The caliga is a burrowing carnivore that lives 200 to 340 meters below sea level. It uses two contrasting methods for getting food. One is waiting for a bottom-feeding frabuki or scuttler to pass by. Once the frabuki or scuttler is close enough, the caliga will suddenly snap out, mash the prey against a rough, calcified palate, and then swallow it. It uses a calcified palate instead of teeth because the teeth of its ancestors are nearly microscopic studs on its jaws. What appears to be teeth are merely interlocking jawbone protrusions.

The other strategy is eating whatever food falls from above. Two of its eyes are fixed upwards, always looking for prey above it, and its mouth is pointed upwards too. Even the gills on its snout are pointed up, so it can detect any food that happens to fall outside its range of vision. Only one pair of eyes is focused on food on the seafloor, but, considering it is helped by the caliga's electricity-sensing chin strips, it is sufficient.

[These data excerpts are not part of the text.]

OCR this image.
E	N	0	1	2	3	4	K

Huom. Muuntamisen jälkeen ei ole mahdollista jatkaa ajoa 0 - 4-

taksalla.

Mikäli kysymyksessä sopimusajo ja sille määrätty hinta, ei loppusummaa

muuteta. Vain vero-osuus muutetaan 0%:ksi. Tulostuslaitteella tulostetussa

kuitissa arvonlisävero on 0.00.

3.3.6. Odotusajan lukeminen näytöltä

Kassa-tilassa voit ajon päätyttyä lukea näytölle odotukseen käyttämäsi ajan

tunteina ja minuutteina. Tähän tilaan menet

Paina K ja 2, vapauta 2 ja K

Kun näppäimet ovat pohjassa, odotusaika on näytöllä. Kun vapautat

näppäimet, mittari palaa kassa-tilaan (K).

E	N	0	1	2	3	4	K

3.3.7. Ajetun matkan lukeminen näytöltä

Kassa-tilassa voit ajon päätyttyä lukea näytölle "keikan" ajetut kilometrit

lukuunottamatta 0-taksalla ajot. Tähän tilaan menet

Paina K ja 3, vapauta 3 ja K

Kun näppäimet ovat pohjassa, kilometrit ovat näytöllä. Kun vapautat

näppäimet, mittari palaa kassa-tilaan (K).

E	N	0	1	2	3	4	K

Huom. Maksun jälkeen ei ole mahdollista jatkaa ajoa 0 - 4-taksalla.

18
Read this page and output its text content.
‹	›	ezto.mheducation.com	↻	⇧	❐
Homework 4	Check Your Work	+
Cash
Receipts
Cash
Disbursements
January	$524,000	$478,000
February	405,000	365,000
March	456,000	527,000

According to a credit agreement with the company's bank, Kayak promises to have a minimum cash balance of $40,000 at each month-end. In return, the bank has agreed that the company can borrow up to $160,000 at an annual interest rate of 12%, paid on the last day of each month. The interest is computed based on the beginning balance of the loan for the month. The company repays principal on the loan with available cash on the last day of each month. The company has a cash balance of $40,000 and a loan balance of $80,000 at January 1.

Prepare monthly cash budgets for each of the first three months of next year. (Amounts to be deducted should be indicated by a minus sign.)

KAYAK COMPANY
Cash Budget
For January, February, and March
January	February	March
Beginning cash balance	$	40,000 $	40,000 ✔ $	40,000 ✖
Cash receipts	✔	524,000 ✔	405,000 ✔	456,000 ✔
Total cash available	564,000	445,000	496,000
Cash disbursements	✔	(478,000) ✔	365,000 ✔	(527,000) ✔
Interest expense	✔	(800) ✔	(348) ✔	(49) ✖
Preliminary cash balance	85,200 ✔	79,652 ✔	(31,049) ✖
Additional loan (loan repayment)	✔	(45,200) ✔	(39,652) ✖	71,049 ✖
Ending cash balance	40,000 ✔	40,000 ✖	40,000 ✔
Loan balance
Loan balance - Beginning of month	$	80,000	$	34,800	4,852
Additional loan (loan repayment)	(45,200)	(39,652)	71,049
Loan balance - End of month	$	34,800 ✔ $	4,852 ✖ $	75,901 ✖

Caligas make a burrow with their fins, jaw, and mouth. The fins are shorter and broader than that of its ancestor, helping it dig. The caliga shoves dirt with its strong jaw, and may relocate stones by grabbing them with mouth and placing them outside the burrow. While its chin-strips help stabilize the caliga on as it lays on the seafloor, it may also use them to sweep fallen dirt back to its fins. When it does so, it alternates: left strip pushes dirt to left fin, left fin pushes dirt to the outside, then left strip goes back to stabilizing and the right strip pushes dirt.

It almost never swims, giving its lower tail fin opportunity to specialize in something else. The lower tail fin has split at the tip, forming another stabilizer. The three points of its stabilizers (the right chin strip, left chin strip, and lower tail fin) make the caliga tripod-like. However, most of the time the caliga's tail is hidden within its burrow, with only the caliga's head poking out.